Scottishmummy - this isn't the first time I've heard of Honeytea's DH you see.
<Spending far too much time on mumsnet>
Next time the HV/midwife comes aroun arrange a time when DH will be there and ask her to discuss the dangers of sleeping on the sofa with a baby. It is not just the duvet that is a risk, babies suffocate by slipping down on between parent and sofa. Perhaps coming from a professional he may take the risk more seriously?
YANBU. This happened to a man I used to work with: His wife was tired and fell asleep on the sofa with their newborn, when she awoke the baby had died. He had slipped between the mum and the back of the sofa and suffocated while she slept. She hadn't been drinking, wasn't on any medication etc. The poor guy looked so haunted when he came back to work, he never blamed his wife though, it was an accident and neither of them were aware of the dangers. Sad times
how tragic.parents must be haunted by what ifs
It's so sad that babies have died that way it must be the worst thing yo have a child tgat dies, but for them to die because of something the parent did is unimaginable
I'm going to try co-sleeping with ds bf in the side position and see if he stops feeding when he is full, one can hope!
in fairness its rare,but avoidable
talk to your dp see what you can sort
One thing I don't understand, if sleeping on a sofa with a baby is dangerous, how is co-sleeping in a bed with them not dangerous?
The one and only time I remember having DD in bed with us was when she was a couple of weeks old and I remember waking up in a panic ( had been feeding her) because I couldn't find her - DH had put her back in her carry cot by the bed because I was flat out.
There is always something to terrify us - 23 years ago , the advice was to sleep babies on their fronts, DD would never stay on her front or even on her side and I was worried sick until the HV told me she was fine on her back.

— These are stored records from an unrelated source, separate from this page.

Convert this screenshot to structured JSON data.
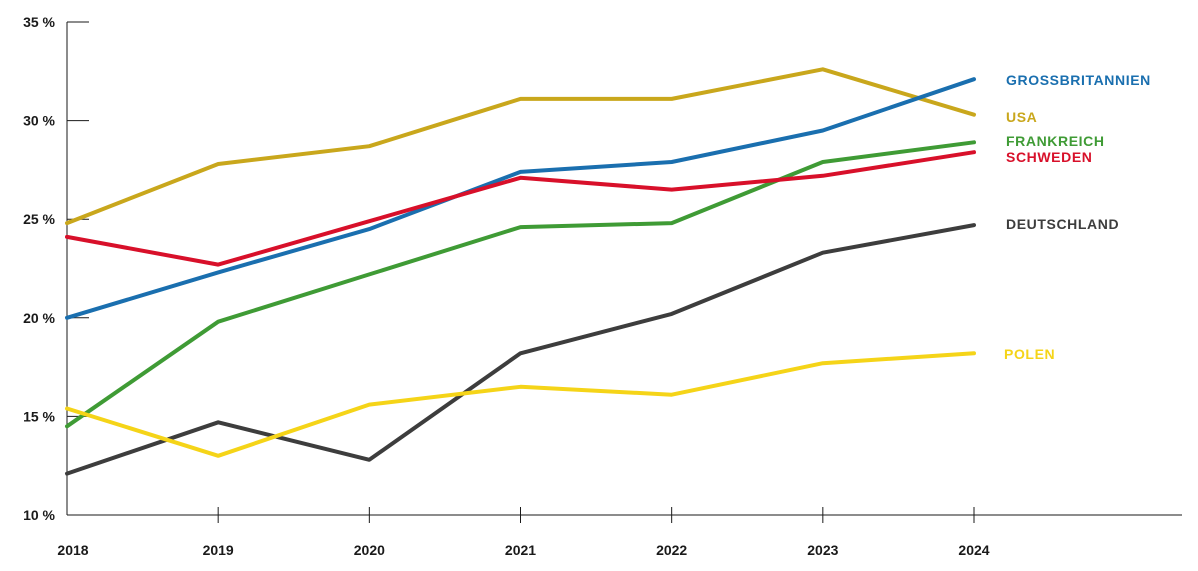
{
  "chart_data": {
    "type": "line",
    "x": [
      "2018",
      "2019",
      "2020",
      "2021",
      "2022",
      "2023",
      "2024"
    ],
    "ylim": [
      10,
      35
    ],
    "y_ticks": [
      {
        "value": 10,
        "label": "10 %"
      },
      {
        "value": 15,
        "label": "15 %"
      },
      {
        "value": 20,
        "label": "20 %"
      },
      {
        "value": 25,
        "label": "25 %"
      },
      {
        "value": 30,
        "label": "30 %"
      },
      {
        "value": 35,
        "label": "35 %"
      }
    ],
    "grid": false,
    "legend": "right, labels at line ends",
    "series": [
      {
        "name": "USA",
        "color": "#c9a71c",
        "values": [
          24.8,
          27.8,
          28.7,
          31.1,
          31.1,
          32.6,
          30.3
        ]
      },
      {
        "name": "GROSSBRITANNIEN",
        "color": "#1a6faf",
        "values": [
          20.0,
          22.3,
          24.5,
          27.4,
          27.9,
          29.5,
          32.1
        ]
      },
      {
        "name": "FRANKREICH",
        "color": "#3f9b35",
        "values": [
          14.5,
          19.8,
          22.2,
          24.6,
          24.8,
          27.9,
          28.9
        ]
      },
      {
        "name": "SCHWEDEN",
        "color": "#d8102a",
        "values": [
          24.1,
          22.7,
          24.9,
          27.1,
          26.5,
          27.2,
          28.4
        ]
      },
      {
        "name": "DEUTSCHLAND",
        "color": "#3d3d3d",
        "values": [
          12.1,
          14.7,
          12.8,
          18.2,
          20.2,
          23.3,
          24.7
        ]
      },
      {
        "name": "POLEN",
        "color": "#f5d418",
        "values": [
          15.4,
          13.0,
          15.6,
          16.5,
          16.1,
          17.7,
          18.2
        ]
      }
    ]
  }
}
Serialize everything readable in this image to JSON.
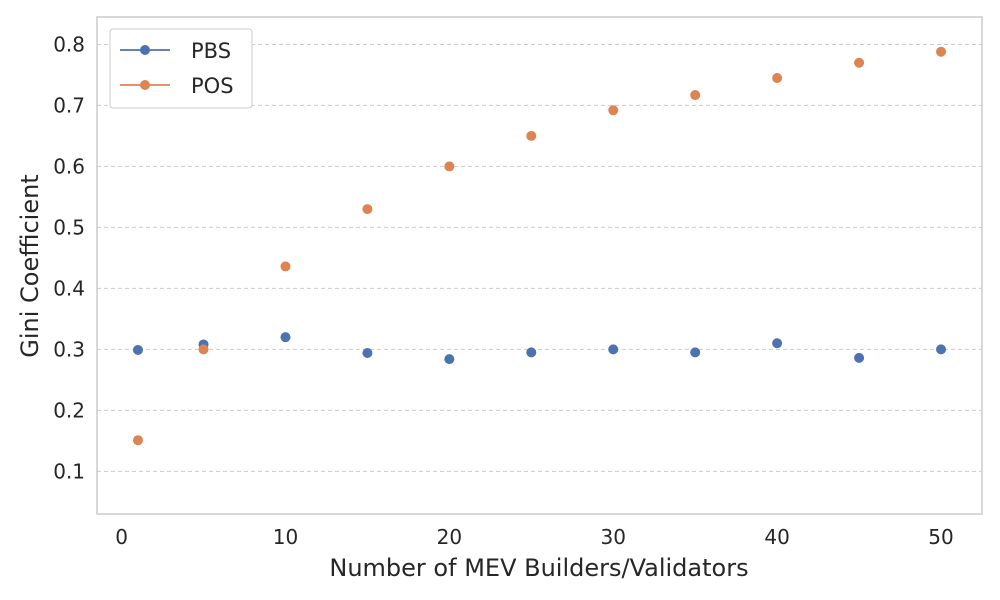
{
  "chart_data": {
    "type": "scatter",
    "title": "",
    "xlabel": "Number of MEV Builders/Validators",
    "ylabel": "Gini Coefficient",
    "xlim": [
      -1.5,
      52.5
    ],
    "ylim": [
      0.03,
      0.845
    ],
    "x_ticks": [
      "0",
      "10",
      "20",
      "30",
      "40",
      "50"
    ],
    "y_ticks": [
      "0.1",
      "0.2",
      "0.3",
      "0.4",
      "0.5",
      "0.6",
      "0.7",
      "0.8"
    ],
    "grid": "horizontal dashed",
    "legend_position": "top-left",
    "x": [
      1,
      5,
      10,
      15,
      20,
      25,
      30,
      35,
      40,
      45,
      50
    ],
    "series": [
      {
        "name": "PBS",
        "color": "#4c72b0",
        "values": [
          0.299,
          0.308,
          0.32,
          0.294,
          0.284,
          0.295,
          0.3,
          0.295,
          0.31,
          0.286,
          0.3
        ]
      },
      {
        "name": "POS",
        "color": "#dd8452",
        "values": [
          0.151,
          0.3,
          0.436,
          0.53,
          0.6,
          0.65,
          0.692,
          0.717,
          0.745,
          0.77,
          0.788
        ]
      }
    ]
  }
}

Did your HV not give you a cot death pack/talk? there's a reason why it isn't recommended, your DH needs make an informed decision about sleeping on the sofa - it doesn't sound like he has.
Two posters have mentioned baby can die by getting between parent and back of sofa, they can also die by getting in that tight area between the back cushion and the seat cushion.
I've a friend who works in A&E, she also says sofa sleeping is one of the things that make her most scared, she has sadly dealt with a number of babies who died this way, both in sofas and armchairs.
It is absolutely NOTHING like co-sleeping following safe guidelines in a suitable bed. That is a massively dangerous remark.
Bela - beds are flat and firm, sofas are not. It is not overlying which primarily causes the death but baby getting faced wedged between cushions, in squashy cushions, into corners and therefore having mouth covered and not being able to breathe.
This morning went much better, ds woke at 6.30, dp got up, made himself breakfast and a cup of tea, then took ds, he changed ds's nappy and gave him a little massage, then played with ds for a little while, then he sat on tge hard rocking chair and watched a film.
Ds sleeps great till 6.30 I think we just havr to accept 6.30 is ds's wake up time and we have to start going to bed at 9.
sm is talking a lot of sense here, although I really don't like the sound of your partner's attitude, honey.
A quick point re sofa sleeping; clearly it is to be avoided but firstly a lot (most?) of us will have dozed off briefly with our baby like this and secondly I have heard it suggested that one of the reasons for an increase in SIDS cases where the parent has been asleep on the sofa is that parents are trying to avoid co-sleeping in a bed and simply cannot stay awake. Drug taking, alcohol and smoking remain the biggest risk parental factors I believe.
Message withdrawn at poster's request.